With this in mind, the Yapese had, in effect, created a decentralised community balance sheet premised on the value of rai stones and where everyone knew who owned what. Moreover, no money changed hands. Instead, the value of the transaction was based on the rai stones, yet the stones themselves did not need to be moved.

In relation to LTV, the rai stones could be seen as representing labour and, furthermore, because the Yapese people valued these stones, the stones could arguably be seen as a store of value which for centuries were then the basis of their monetary system.

Notably, this monetary system did not require intermediaries and did not rely on a central governing entity.
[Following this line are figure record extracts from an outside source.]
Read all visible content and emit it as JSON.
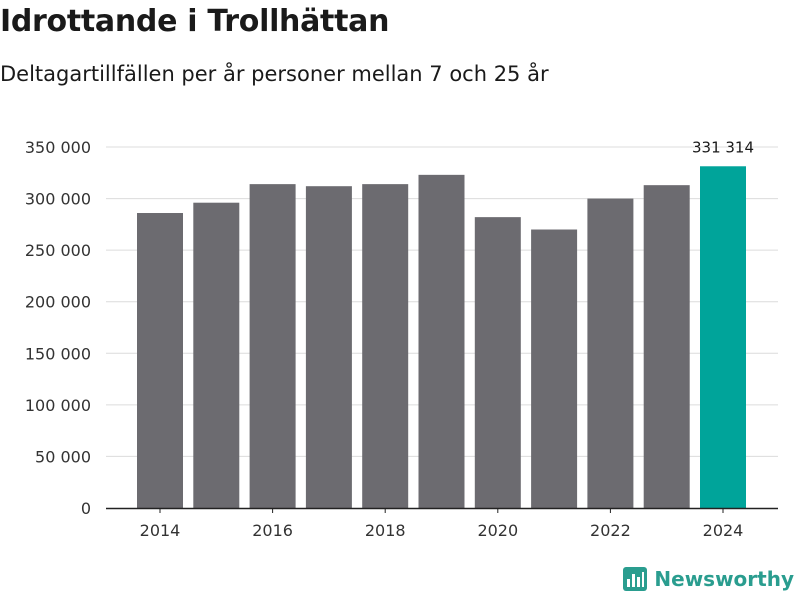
{
  "header": {
    "title": "Idrottande i Trollhättan",
    "subtitle": "Deltagartillfällen per år personer mellan 7 och 25 år"
  },
  "brand": {
    "name": "Newsworthy",
    "icon": "newsworthy-logo-icon",
    "color": "#2a9d8f"
  },
  "chart_data": {
    "type": "bar",
    "title": "Idrottande i Trollhättan",
    "subtitle": "Deltagartillfällen per år personer mellan 7 och 25 år",
    "xlabel": "",
    "ylabel": "",
    "categories": [
      2014,
      2015,
      2016,
      2017,
      2018,
      2019,
      2020,
      2021,
      2022,
      2023,
      2024
    ],
    "values": [
      286000,
      296000,
      314000,
      312000,
      314000,
      323000,
      282000,
      270000,
      300000,
      313000,
      331314
    ],
    "ylim": [
      0,
      350000
    ],
    "yticks": [
      0,
      50000,
      100000,
      150000,
      200000,
      250000,
      300000,
      350000
    ],
    "ytick_labels": [
      "0",
      "50 000",
      "100 000",
      "150 000",
      "200 000",
      "250 000",
      "300 000",
      "350 000"
    ],
    "xtick_values": [
      2014,
      2016,
      2018,
      2020,
      2022,
      2024
    ],
    "xtick_labels": [
      "2014",
      "2016",
      "2018",
      "2020",
      "2022",
      "2024"
    ],
    "grid": true,
    "bar_color": "#6c6b70",
    "highlight_color": "#00a49a",
    "highlight_category": 2024,
    "annotation": {
      "category": 2024,
      "text": "331 314"
    }
  }
}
Additionally, unlike most so-called ‘sophisticated’ central bankers, who seem to create money out of thin air simply by printing more, the supply of rai stones was restricted by the ability to quarry and transport more.

So, in many ways, the rai stones are not dissimilar to Bitcoin today; instead of labour, consider the amount of computing power or the average cost of mining a Bitcoin as a proxy for what the value of that Bitcoin ought to be.

Decentralised = not knowing the actual location, with no intermediaries. Echoes of Bitcoin?

Bitcoin average mining costs. Source: Macromicro.me

Historically, it would seem that there has been a close correlation between the average cost of creating a Bitcoin and the actual price of a Bitcoin. Yes, there have been times when the price of Bitcoin has far exceeded the cost, but currently there is an argument that Bitcoin is undervalued and ought to increase in price.

The price of BTC v the cost of mining a BTC…

Source: Macromicro.me

Could Rai stones, the monetary system that was used in remote Pacific islands for centuries, and Bitcoin’s price (based on the costs of mining) be used to determine the value of Bitcoin?

Looking at it a different way, the cost of ‘the proof of work’ (a concept used to describe the way a Bitcoin is created/mined) will alter depending on how hard it is to mine a Bitcoin and also the cost of electricity to power the computers.

Remember, too, that the number of Bitcoins halves every 210,000 blocks (which happens typically every four years). This means every four years the average price to create a Bitcoin becomes more expensive and so, in theory, this drives up the price of Bitcoin – assuming the demand for Bitcoin remains the same. Many argue that Bitcoin has no intrinsic value as it is not backed by anything, yet surely its value is driven by its scarcity and the difficulty/cost of mining?

But one may well ask, what are fiat currencies backed by? Just look at the amount of debt that many countries now have – what are the $, £ Yen € backed by since most have greater debts than their GDPs? Yes, the below data is out of date but, unsurprisingly, given the sheer volume of debt that most countries have created in the last year or so these debts to GDP figures have typically deteriorated.

The debt of selected countries…

Source: IMF (2021)

Bitcoin’s price will be influenced by a wide variety of factors such as supply and demand which are, themselves, often determined by sentiment towards this asset.

The cost of mining can impact the supply of new Bitcoins, but this may not necessarily drive the price directly or predictably. Other factors such as global economic conditions and investor and regulatory developments can also play a significant role in determining the price of Bitcoin.

Indeed, recently there has been a closer correlation between the price of technology shares and Bitcoin’s price. Nevertheless though, just maybe we can learn a lesson or two from the Pacific islanders and their rai stones as to how to determine if now is the time, or not, to buy Bitcoin.